Isabella seketika tersenyum lebar.
"Aku beli pizza. Aku harap kau belum makan."
"Yah, memang belum."
Lalu senyum Daysi memudar. Gadis itu memandang Isabella dengan heran. "Kau akan pergi?"
Isabella memandang penampilannya dan sadar ia masih mengenakan gaun dengan riasan wajah sempurna. Ia tersenyum tipis menutupi kekecewaan teringat kencannya dan Dominic yang gagal dilaksana malam ini. "Tadinya. Tapi Dominic ada urusan mendesak."
"Dominic? Pria itu?"
Isabella mengangguk.
"Bagaimana bisa?? Bukankah—"
"Nanti kita bicara di dalam saja, Si." Setelah mengatakan itu Isabella bergerak hendak menutup pintu pagar. Saat itulah ia melihat seorang pria berusia awal tiga puluh, bertubuh gagah dengan wajah tampan sedang berdiri di beranda rumah seberang. Pria itu memegang ponsel dan memandang ke arahnya.
Untuk sesaat tatapan Isabella dan pria itu bertemu. Lalu Isabella menutup pintu pagar. Sejak kembali, Isabella beberapa kali melihat pria itu. Apakah dia saudara dari pasangan suami istri yang tinggal di rumah seberang? Namun akhir-akhir ini Isabella belum pernah melihat kedua suami istri itu lagi. Ataukah rumahnya sudah dijual pada pria itu?
"Bella."
Panggilan Daysi membuyarkan lamunan Isabella. Ia pun memandang sang sahabat dan tersenyum. "Ayo," ajaknya sembari menarik koper Daysi dan berjalan menuju rumah.
***
Dominic duduk di ruang keluarga di antara keluarganya dan keluarga handoko. Namun hanya tubuhnya yang ada di sana, seluruh pikirannya sepenuhnya pada Isabella. Apakah kekasihnya itu sudah makan? Apa yang Isabella lakukan sekarang? Isabella pasti kecewa karena ia tiba-tiba membatalkan kencan mereka.

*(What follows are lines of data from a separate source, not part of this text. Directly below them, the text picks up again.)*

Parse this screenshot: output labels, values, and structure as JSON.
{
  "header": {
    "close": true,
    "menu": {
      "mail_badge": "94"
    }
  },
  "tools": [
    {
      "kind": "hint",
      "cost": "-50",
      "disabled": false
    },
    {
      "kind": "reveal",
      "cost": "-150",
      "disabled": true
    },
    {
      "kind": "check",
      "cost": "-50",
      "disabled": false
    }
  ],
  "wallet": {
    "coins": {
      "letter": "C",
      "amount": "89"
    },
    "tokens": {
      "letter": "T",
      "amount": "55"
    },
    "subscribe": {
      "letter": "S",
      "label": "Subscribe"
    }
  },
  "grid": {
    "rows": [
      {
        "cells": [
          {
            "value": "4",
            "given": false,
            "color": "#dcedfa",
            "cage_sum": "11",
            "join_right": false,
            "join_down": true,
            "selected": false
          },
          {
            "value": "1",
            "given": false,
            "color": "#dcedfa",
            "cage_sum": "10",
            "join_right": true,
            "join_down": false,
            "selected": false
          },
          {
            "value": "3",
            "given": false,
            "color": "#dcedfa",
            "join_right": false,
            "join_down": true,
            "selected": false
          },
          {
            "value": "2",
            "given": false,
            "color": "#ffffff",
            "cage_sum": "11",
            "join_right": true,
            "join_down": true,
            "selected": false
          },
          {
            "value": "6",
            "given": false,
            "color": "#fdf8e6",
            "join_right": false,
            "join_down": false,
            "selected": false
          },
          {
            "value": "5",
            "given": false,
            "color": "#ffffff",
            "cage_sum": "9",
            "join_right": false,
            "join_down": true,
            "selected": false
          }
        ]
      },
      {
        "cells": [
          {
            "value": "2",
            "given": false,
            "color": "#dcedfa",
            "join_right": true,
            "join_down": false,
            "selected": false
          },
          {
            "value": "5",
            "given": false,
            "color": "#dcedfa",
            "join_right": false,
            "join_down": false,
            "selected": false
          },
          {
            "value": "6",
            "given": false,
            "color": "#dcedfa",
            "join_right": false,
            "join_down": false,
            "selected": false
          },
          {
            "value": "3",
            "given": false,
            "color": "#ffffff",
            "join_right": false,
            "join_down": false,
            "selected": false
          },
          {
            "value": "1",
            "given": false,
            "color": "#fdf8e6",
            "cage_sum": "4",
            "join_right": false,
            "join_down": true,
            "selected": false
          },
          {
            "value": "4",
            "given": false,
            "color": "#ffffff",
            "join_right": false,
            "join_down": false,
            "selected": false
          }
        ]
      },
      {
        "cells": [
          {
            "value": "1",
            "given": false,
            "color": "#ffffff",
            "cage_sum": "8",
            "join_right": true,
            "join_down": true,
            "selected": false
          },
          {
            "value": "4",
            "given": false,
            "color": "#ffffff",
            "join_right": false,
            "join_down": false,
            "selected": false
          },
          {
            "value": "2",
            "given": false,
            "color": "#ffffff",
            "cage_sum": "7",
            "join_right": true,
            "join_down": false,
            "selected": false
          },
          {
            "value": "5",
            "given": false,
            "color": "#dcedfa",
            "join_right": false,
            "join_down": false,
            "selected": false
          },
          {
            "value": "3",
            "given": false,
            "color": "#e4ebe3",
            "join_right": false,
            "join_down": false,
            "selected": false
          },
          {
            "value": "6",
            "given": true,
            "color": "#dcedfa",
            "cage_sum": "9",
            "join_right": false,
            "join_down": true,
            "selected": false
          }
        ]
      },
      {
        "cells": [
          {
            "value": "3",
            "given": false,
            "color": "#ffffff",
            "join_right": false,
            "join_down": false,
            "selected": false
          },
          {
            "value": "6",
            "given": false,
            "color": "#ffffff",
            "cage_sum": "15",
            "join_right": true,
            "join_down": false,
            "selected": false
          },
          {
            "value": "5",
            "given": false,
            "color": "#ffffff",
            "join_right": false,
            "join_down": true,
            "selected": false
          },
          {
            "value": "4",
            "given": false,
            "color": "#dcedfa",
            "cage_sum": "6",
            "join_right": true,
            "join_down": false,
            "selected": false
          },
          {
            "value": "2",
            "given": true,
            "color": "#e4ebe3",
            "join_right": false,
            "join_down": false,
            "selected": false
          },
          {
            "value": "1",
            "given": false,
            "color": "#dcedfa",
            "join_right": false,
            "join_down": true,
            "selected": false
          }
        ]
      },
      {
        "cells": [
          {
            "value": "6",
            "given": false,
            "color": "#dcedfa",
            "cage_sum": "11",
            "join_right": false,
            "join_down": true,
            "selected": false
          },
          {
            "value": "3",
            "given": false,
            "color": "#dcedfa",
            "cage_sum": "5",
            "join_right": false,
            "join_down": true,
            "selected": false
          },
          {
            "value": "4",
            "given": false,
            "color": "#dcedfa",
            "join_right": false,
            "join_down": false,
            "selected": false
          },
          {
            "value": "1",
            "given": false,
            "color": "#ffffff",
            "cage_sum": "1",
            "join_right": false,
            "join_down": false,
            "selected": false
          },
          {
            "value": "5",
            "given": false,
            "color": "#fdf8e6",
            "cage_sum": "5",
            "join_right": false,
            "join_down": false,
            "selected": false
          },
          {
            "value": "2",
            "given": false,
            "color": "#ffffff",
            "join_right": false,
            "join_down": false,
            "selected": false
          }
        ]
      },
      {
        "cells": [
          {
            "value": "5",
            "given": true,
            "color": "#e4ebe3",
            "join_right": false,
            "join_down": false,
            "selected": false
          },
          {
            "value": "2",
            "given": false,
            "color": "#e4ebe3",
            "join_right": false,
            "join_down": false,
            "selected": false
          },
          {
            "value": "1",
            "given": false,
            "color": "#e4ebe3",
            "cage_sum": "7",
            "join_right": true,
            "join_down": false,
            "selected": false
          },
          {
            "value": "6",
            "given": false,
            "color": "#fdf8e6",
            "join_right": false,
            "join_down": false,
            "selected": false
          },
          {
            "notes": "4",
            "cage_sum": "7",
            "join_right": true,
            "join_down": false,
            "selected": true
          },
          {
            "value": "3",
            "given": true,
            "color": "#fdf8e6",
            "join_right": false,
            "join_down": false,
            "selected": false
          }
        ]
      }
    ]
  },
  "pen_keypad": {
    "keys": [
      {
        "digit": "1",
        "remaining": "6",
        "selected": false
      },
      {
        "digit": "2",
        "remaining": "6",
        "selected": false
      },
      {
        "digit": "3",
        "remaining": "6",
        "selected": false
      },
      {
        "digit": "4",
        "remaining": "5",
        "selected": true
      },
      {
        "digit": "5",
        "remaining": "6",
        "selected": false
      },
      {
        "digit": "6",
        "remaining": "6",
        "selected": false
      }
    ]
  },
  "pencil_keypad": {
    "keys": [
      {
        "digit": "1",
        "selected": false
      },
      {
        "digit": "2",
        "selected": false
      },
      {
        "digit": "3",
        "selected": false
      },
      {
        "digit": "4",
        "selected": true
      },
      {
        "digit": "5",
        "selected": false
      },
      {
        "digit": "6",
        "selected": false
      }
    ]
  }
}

Tanpa memedulikan percakapan yang berlangsung di sekitarnya, Dominic meraih ponsel, berencana mengirim pesan pada Isabella, sekaligus memantau kekasihnya itu lewat kamera pengawas yang terhubung ke ponselnya. Tepat saat itu benda canggih tersebut berdering singkat. Beberapa pesan masuk dari Jacky.
Dominic dengan antusias membukanya. Jacky mengirim foto Isabella bersama seorang gadis seumurannya. Meski tak pernah bertemu langsung, Dominic pernah melihat foto gadis itu dan mengenalinya sebagai Daysi, sahabat karib Isabella.
KAMU SEDANG MEMBACA
Over Possessive
RomanceCATATAN PENTING UNTUK MENDAPAT NOTIFIKASI UPDATE: MASUKKAN CERITA INI KE DALAM PERPUSTAKAAN/ LIBRARY ANDA FOLLOW AKUN WATTPAD EVATHINK CERITA DILANJUTKAN DI WATTPAD SAMPAI TAMAT. SO STAY TUNE!! ________________________ Tiada angin, tiada hujan, ti...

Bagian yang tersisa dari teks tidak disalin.